Untuk diketahui, sebelumnya antara pihak mantan karyawan dan pihak PDAM membuat Surat Perjanjian Bersama dengan Nomor : 17/DKKTRANS-03/2022. Pada hari Rabu 5 Oktober 2022 bertempat di Dinas Ketenagakerjaan dan Transmigrasi Provinsi Bengkulu, Pihak pertama Arminsyah selaku Plt. Direktur PDAM Tirta Alami Kabupaten Kepahiang.
Serta Hartanto selaku kuasa hukum, membuat surat perjanjian, dalam perjanjiannya keduanya telah melakukan Perundingan bipartit sesuai ketentuan UU No. 2 Tahun 2004.
Dari perundingan itu mendapatkan kesepakatan, pihak pertama harus membayar gaji tahun 2017 ke pihak kedua sebesar Rp 194 juta lebih, paling lambat 29 Desember 2022. Untuk gaji tahun 2019 pihak pertama harus membayar gaji sebesar Rp 300 juta lebih, dan tahun 2020 sebesar Rp 180 juta lebih paling lambat tanggal 26 Juni 2023. Pembayaran gaji tersebut harus dilakukan secara tunai di Kantor Dinas Ketenagakerjaan dan Transmigrasi Provinsi Bengkulu.

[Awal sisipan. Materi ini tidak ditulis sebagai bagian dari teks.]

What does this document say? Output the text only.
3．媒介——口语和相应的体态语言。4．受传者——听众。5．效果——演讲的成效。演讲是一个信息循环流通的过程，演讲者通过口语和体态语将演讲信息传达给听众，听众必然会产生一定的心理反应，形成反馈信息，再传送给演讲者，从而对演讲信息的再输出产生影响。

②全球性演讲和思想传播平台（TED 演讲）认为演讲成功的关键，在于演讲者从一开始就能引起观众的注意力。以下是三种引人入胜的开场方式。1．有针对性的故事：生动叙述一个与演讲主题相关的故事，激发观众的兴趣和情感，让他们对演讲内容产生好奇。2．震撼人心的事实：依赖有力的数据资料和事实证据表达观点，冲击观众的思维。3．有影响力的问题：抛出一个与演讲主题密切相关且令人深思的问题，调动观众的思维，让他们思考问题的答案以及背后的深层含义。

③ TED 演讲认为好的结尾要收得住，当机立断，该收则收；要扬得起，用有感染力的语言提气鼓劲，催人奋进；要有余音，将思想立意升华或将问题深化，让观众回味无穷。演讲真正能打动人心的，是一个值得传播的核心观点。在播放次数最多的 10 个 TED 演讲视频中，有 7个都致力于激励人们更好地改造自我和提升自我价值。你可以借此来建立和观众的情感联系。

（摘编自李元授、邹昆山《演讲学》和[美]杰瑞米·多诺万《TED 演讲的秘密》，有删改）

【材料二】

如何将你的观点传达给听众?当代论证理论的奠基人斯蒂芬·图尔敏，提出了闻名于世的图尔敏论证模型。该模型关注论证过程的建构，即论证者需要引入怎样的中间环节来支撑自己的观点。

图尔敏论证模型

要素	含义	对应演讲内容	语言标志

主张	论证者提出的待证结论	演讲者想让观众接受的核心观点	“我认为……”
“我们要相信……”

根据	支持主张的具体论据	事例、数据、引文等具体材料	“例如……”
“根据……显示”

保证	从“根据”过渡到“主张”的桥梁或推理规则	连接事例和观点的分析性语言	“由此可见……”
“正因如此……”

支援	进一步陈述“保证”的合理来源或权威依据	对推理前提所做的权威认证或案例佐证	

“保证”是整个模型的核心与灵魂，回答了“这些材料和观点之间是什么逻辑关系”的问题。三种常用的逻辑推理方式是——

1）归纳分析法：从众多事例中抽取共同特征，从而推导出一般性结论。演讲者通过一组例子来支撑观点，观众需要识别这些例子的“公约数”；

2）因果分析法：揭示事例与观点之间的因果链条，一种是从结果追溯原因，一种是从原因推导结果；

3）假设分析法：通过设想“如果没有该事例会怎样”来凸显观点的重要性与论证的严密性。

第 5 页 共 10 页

Kesepakatan itu bersifat final dan mengikat begi kedua belah pihak, juga disaksikan oleh Pegawai Mediator Hubungan Industrial Dinas Ketenagakerjaan dan Transmigrasi Provinsi Bengkulu. Perjanjian Bersama ini dibuat dan ditandatangani secara sadar tanpa paksaan dari pihak manapun dan perselisian Hubungan Industrial ini dinyatakan berakhir.
Nyatanya hingga saat ini, gaji dari mantan karyawan di tahun 2017 itu sebesar Rp 194 juta lebih belum dibayarkan.